然後，這些變數通過 plot_grid() 函數再次組合，形成一個更大的網格圖形。這裡使用 ncol = 1 參數將多個網格排列成一列。最後，使用 ggsave() 函數將這個網格圖形儲存為一個圖像文件。在這個例子中，圖像文件的名稱是 “test.png”，大小為 10 英寸 x 30 英寸，分辨率為 300 DPI。

總的來說，這段程式碼的作用是將多個 ggplot2 圖形物件組合成一個網格，並將這個網格圖形儲存為一個圖像文件。

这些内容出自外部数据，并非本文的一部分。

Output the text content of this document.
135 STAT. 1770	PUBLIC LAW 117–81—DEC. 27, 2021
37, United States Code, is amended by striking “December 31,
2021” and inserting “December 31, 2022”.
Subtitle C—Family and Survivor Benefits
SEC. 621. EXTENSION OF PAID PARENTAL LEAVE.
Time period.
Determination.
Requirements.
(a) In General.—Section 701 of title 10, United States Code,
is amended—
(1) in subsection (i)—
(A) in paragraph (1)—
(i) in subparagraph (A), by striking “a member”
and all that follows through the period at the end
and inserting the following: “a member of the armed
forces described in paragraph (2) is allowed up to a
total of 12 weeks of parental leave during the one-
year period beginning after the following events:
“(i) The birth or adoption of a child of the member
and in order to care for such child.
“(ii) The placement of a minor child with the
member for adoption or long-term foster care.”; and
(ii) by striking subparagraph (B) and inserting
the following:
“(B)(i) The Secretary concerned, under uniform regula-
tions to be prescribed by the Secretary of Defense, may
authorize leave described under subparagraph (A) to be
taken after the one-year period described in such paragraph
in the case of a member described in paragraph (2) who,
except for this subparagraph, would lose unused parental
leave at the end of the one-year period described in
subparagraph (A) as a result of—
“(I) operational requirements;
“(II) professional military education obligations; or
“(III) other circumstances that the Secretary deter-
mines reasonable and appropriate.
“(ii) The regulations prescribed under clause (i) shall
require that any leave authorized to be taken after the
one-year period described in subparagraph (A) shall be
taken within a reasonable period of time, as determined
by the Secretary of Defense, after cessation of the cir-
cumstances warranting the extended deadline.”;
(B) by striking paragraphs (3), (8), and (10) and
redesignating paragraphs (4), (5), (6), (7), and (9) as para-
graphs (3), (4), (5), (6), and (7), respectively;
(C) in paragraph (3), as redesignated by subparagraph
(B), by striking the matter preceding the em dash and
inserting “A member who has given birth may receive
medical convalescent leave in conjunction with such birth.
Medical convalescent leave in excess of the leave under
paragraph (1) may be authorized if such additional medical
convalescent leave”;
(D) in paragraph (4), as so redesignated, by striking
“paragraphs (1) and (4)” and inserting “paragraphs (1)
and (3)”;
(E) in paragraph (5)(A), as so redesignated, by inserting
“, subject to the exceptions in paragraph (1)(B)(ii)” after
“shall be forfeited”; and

這樣做可以方便地進行圖像導出和共享，並且可以將多個圖形合併在一起進行比較和分析。

library(cowplot)

plot55 <- matleave %>% filter(matleave_13 == 5, matleave_95 == 5) %>% generating_plot()
plot05 <- matleave %>% filter(matleave_13 == 5, matleave_95 != 5) %>% generating_plot()
plot44 <- matleave %>% filter(matleave_13 == 4, matleave_95 == 4) %>% generating_plot()
plot04 <- matleave %>% filter(matleave_13 == 4, matleave_95 != 4) %>% generating_plot()
plot33 <- matleave %>% filter(matleave_13 == 3, matleave_95 == 3) %>% generating_plot()
plot03 <- matleave %>% filter(matleave_13 == 3, matleave_95 != 3) %>% generating_plot()
plot22 <- matleave %>% filter(matleave_13 == 2, matleave_95 == 2) %>% generating_plot()
plot02 <- matleave %>% filter(matleave_13 == 2, matleave_95 != 2) %>% generating_plot()
plot11 <- matleave %>% filter(matleave_13 == 1) %>% generating_plot()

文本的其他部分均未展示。